Bankrupting Free Speech: Prohibitive Security Fees a Censorship Tool of Choice in 2009
December 29, 2009
It's no surprise that of the dozens of free speech incidents FIRE encounters at universities throughout the year, many are connected to the issues grabbing headlines at the time. In the final weeks of the 2008 election season, for example, FIRE intervened at several universities that had overly restricted political speech on their campuses in an effort to maintain an appearance of neutrality. Similarly, FIRE dealt with plenty of cases arising from the buildup to and the early days of the Iraq war. Last year, FIRE encountered, time and again, situations at universities where seemingly any discussion of guns or violence—even satirically—was deemed unacceptable in the wake of the tragic shootings at Virginia Tech and Northern Illinois University. (This last trend continued this year with a particularly bad case at the Community College of Allegheny County.)
A major trend FIRE spotted this year, however, doesn't seem to fit this mold. I'm referring to the levying of excessive security fees on student groups hosting events with speakers and issues deemed too controversial by administrators. Student groups whose only "fault" was the desire to discuss current issues on their campuses were hit with fees stretching into the thousands of dollars for extra security and police protection, all based on the perceived chance that hecklers would disrupt the groups' events, even with violence.
- In February, the Objectivists Club of Berkeley (OCB), a student group at the University of California, Berkeley, was charged over $3,000 by the university to pay for security at a planned speech by Elan Journo of the Ayn Rand Institute. The group was expected to pay for up to twelve police officers to be present solely because of the controversial content of the speech—"America's stake in the Arab-Israeli conflict"—and the fact that there had previously been tension between Israeli and Palestinian student groups on campus. For this, OCB was expected to pay $3,220.63.
- Also in February, the Republican Club at the University of Massachusetts-Amherst learned that another group planned to protest an upcoming speech by conservative columnist Don Feder. In light of this, the UMass Police Department pressured the group to accept increased security fees on top of those it had already agreed to pay. Reluctantly, the Republicans agreed to pay the extra fee of $444.52. Protesters disrupted Feder's speech anyway.
- In March, the University of Colorado at Boulder group Students for True Academic Freedom was billed for extra security for an event featuring Ward Churchill and William Ayers, partly on the basis of the potential for hostile audience reactions. The bill: $2,203.42.
- In April, the University of Arizona Police Department forced UA's College Republicans to request security for an upcoming lecture by conservative author and activist David Horowitz.
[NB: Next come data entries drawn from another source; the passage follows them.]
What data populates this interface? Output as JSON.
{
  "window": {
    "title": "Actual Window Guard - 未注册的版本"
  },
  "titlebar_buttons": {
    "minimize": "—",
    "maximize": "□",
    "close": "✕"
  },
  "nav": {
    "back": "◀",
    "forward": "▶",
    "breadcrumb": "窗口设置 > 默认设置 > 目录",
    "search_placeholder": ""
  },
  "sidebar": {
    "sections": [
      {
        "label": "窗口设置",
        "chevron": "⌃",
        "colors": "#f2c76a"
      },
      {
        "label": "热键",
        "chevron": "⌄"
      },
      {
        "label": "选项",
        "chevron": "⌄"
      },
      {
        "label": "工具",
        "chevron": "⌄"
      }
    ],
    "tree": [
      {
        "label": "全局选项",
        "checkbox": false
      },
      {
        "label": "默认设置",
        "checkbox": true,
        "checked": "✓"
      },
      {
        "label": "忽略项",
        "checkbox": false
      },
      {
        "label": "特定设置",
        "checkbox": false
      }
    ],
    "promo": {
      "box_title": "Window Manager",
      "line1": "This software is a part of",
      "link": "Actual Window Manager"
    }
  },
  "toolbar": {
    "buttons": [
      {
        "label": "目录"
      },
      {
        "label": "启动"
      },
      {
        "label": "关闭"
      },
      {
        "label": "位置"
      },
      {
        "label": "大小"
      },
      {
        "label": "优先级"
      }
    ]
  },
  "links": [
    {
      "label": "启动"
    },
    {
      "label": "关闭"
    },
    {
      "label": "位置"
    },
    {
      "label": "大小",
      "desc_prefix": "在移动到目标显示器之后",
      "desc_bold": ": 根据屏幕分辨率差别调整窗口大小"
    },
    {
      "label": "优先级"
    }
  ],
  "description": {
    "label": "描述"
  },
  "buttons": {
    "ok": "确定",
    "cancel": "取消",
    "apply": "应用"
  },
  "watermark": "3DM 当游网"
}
A later e-mail by an administrator with the UAPD spoke volumes about its reasons for charging the group: "If you're planning on having an event in the future which involves someone who may be controversial, please notify us so we can assess what security needs to be present." The College Republicans were charged $384.72.
In FIRE's letter to each of the four public universities, we reminded them of their constitutional duties, and pointed out to them what the Supreme Court had to say about this brand of censorship:
The Supreme Court addressed precisely this issue in Forsyth County v. Nationalist Movement, 505 U.S. 123, 134-135 (1992), when it struck down an ordinance in Forsyth County, Georgia, that permitted the local government to set varying fees for events based upon how much police protection the event would need. Criticizing the ordinance, the Court wrote that "[t]he fee assessed will depend on the administrator's measure of the amount of hostility likely to be created by the speech based on its content. Those wishing to express views unpopular with bottle throwers, for example, may have to pay more for their permit." Deciding that such a determination required county administrators to "examine the content of the message that is conveyed" (citation omitted), the Court wrote that "[l]isteners' reaction to speech is not a content-neutral basis for regulation.... Speech cannot be financially burdened, any more than it can be punished or banned, simply because it might offend a hostile mob." (Emphasis added.)
Thankfully, each of the universities refunded or revoked the extra security fees after being contacted by FIRE. The trend, however, is still distressing.
Fortunately, the student groups involved here knew to come to FIRE for help, but beyond these four cases, how many universities have gotten away with this slippery form of censorship? How many student groups, unaware of their rights, blithely accept such fees when they are meted out by their administrations in the name of "safety?"
It is inexcusable enough for universities to let go unpunished the practice of students brandishing the "heckler's veto" to shout down speech they do not think has a right to be heard on their campuses. By recognizing and monetizing the threat such students pose, universities succeed only in legitimizing their rowdy brand of mob censorship. In doing so, they cast their lots with the least tolerant voices in the community.
Cal, UMass, Colorado, and Arizona, under pressure from FIRE, eventually figured this out and righted the course. FIRE, of course, remains vigilant as we head into 2010. After all, censorship by draining the purse is nothing new and, despite FIRE's ten successful years of fighting for student rights, we saw that the practice was as healthy as ever in 2009.